On the table were three pieces of legislation regarding health disparities and how to improve the quality of life for Americans living with kidney disease. AKF Ambassador Leigh-Ann Williams stated, “As a Black American with a Master’s in Public Health, I know firsthand how health disparities influence health equity and lead to disproportionate numbers of chronic disease cases in minority communities. This is why we fight!”

What are the three pieces of legislation?

The three pieces of legislation discussed during the “Virtual Fly-in” included H.R 663, Health Equity and Accountability Act (HEAA) of 2020, H.R. 6561 Improving Social Determinants of Health Acts of 2020, and H.R. 5534 / S. 3353, Comprehensive Immunosuppressive Drug Coverage for Kidney Transplant Patients Act. 

H.R 6637, Health Equity and Accountability Act (HEAA) of 2020

If passed, this bill aims to address health disparities in the following ways:

• Increase kidney disease research in minority populations, and increase the inclusion of minority participants in clinical trials.
• Create an action by the National Institutes of Health (NHI) around public health strategies, prevention, diagnosis, disease management, and awareness of kidney disease.
• Require the NIH to develop a national action plan to increase access to home dialysis.
• Expand research into kidney transplant rates in minority populations and examine how these impact access to care.
• Study treatment patterns by insurance type (Medicare, Medicaid, private insurers)
• Add dialysis to the definition of primary care services, which would increase access to care in underserved areas.

H.R. 6561 Improving Social Determinants of Health Acts of 2020  

Where a person lives, learns, works, and plays affects a wide range of health and quality-of-life outcomes and risks. This bill would aim to create social and physical environments to promote good health for all. 

Through grant funding distributed by the Centers for Disease Control (CDC), programs, practices, and policies could be put in place to positively influence health in multiple areas. These areas include financial stability, education, social and community context, healthcare, and neighborhood environment.  

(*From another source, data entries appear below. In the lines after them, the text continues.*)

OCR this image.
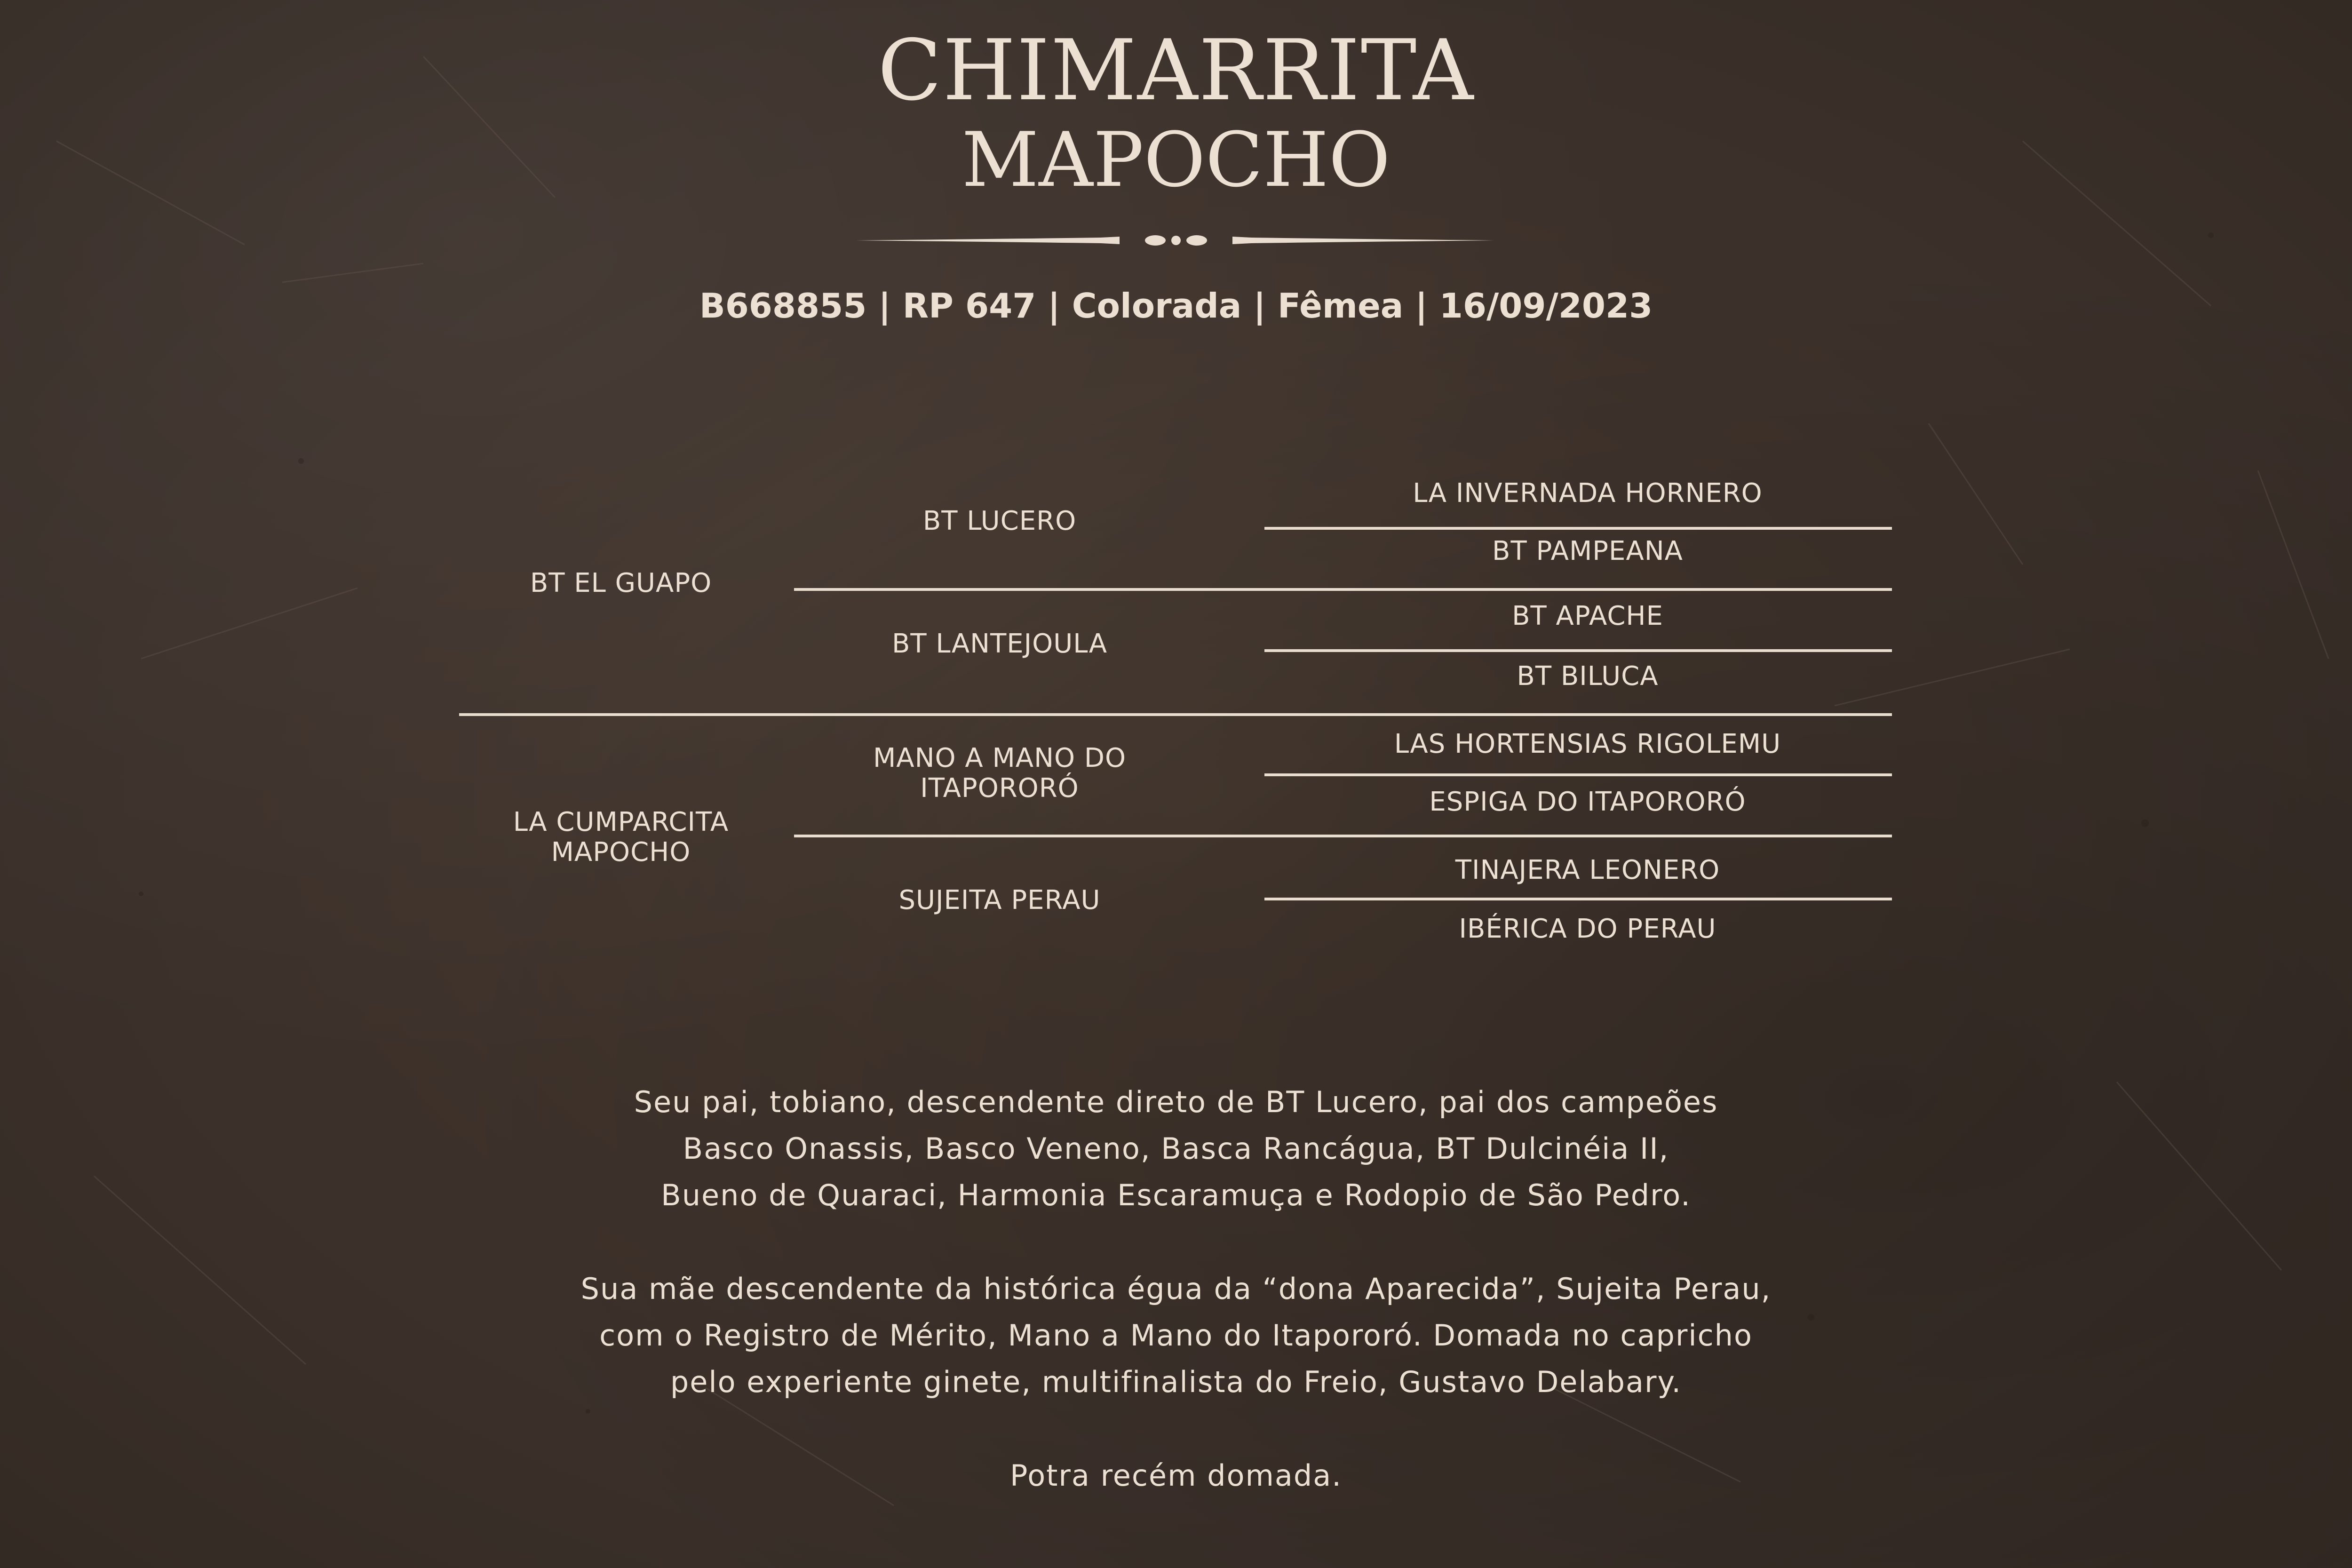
CHIMARRITA
MAPOCHO
B668855 | RP 647 | Colorada | Fêmea | 16/09/2023
BT EL GUAPO
LA CUMPARCITA
MAPOCHO
BT LUCERO
BT LANTEJOULA
MANO A MANO DO
ITAPORORÓ
SUJEITA PERAU
LA INVERNADA HORNERO
BT PAMPEANA
BT APACHE
BT BILUCA
LAS HORTENSIAS RIGOLEMU
ESPIGA DO ITAPORORÓ
TINAJERA LEONERO
IBÉRICA DO PERAU
Seu pai, tobiano, descendente direto de BT Lucero, pai dos campeões
Basco Onassis, Basco Veneno, Basca Rancágua, BT Dulcinéia II,
Bueno de Quaraci, Harmonia Escaramuça e Rodopio de São Pedro.
Sua mãe descendente da histórica égua da “dona Aparecida”, Sujeita Perau,
com o Registro de Mérito, Mano a Mano do Itapororó. Domada no capricho
pelo experiente ginete, multifinalista do Freio, Gustavo Delabary.
Potra recém domada.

H.R. 5534/S. 3353, Comprehensive Immunosuppressive Drug Coverage for Kidney Transplant Patients Act  

When a person starts dialysis, he or she almost always automatically qualifies for Medicare regardless of his or her age. Unfortunately, when a patient has a transplant and is still under the age of 65, they will lose their Medicare eligibility after three years. 

When this happens, they also lose medication coverage of expensive immunosuppressive drugs. If they cannot afford the medications and are unable to take them as prescribed, the transplanted kidney can fail, which is when dialysis would be warranted again. If the bill is passed, it would extend Medicare coverage indefinitely for the life of the transplanted kidney.

Additional information can be found on the U.S. Office of Disease Prevention and Health Promotion’s page on “Social Determinants of Health.”

*American Kidney Fund. (2020, July 16). American Kidney Fund’s First Digital Advocacy Day Supports Bills to Advance Health Equity, Reducing Health Disparities and Extending Immunosuppressive Drug Coverage.